You give DITSS permission to use your personal data for:

  • events, such as the DITSS Safety Workshop, congresses, theme meetings, etc.;
  • public-private cooperation in the security domain and Triple Helix activities;
  • contact with DITSS. 

Who has access to your data?
Based on partner agreements, the contact details specifically provided by the partners for this purpose can be found on the website of the DITSS Foundation. These are publicly accessible. We only pass on personal data that is not publicly available to other parties if this is really necessary for our services. This concerns parties that provide support in connection with for example IT service providers/salary/ payment of declarations etc.. Parties that have been granted access to your data may only use it to provide you with a service on behalf of the DITSS Foundation. We never sell your information to third parties.

Where is your data stored?
Your data is stored in a secure environment. We always apply strict security measures. Your data is stored within the European Union. In the exceptional case that personal data is transferred to organisations from countries outside the European Union, we will ensure that your privacy remains appropriately protected. This DITSS website is technically hosted by the Dutch company TransIP. This means that all content of this website is stored on the servers of this hosting provider.

How long do we keep your data?
We do not store and use your data longer than necessary. All data we have on you is then deleted. Or we use your data anonymously, because certain data is needed for internal analysis and reports, such as for the Supervisory Board and the Advisory Board.

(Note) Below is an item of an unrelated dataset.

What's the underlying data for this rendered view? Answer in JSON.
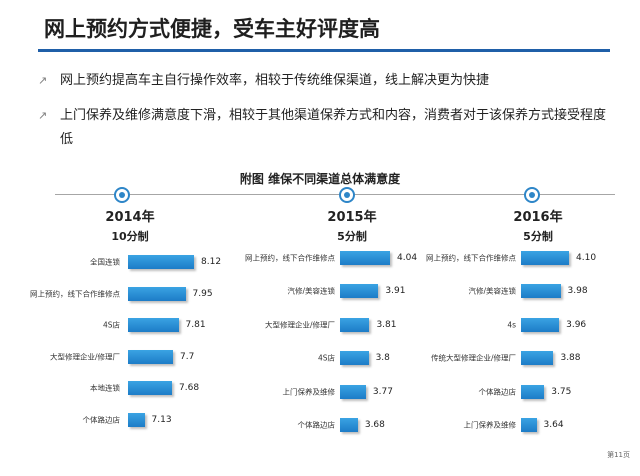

Guidelines for the retention periods are:

  • Visual material will be retained as long as it suits the purposes of the DITSS Foundation.
  • We will delete inactive accounts after 7 years at the latest. After that period, we only use your data anonymously and only for internal reports.
  • The Dutch tax authorities require us to keep our administration with your billing, payment and order data for 7 years. After that, we only use your data anonymously for internal reports.
  • If you have registered for an event, conference or theme meeting, etc., we will keep this data for 5 years.

Image material
During (public) events of DITSS, photos and videos can be taken that will be published on our website at a later time and/or on social channels. Persons who are recognisable in a photo taken for DITSS and whose personal data is known, will be contacted to grant permission prior to publication. All other photos are published taking into account the purpose for which they were taken. If you do not agree with this, you can contact us by e-mail: info@ditss.nl

What rights do you have?
Of course you remain in charge of your data. Would you like to view your personal data or receive a copy? Or do you want to change, delete, restrict the use or adjust your e-mail preferences? No problem! Let us know in writing or by e-mail. You can also object to the use of your data or alert us that you think that your privacy concerns outweigh our interests. In that case, we will review the situation.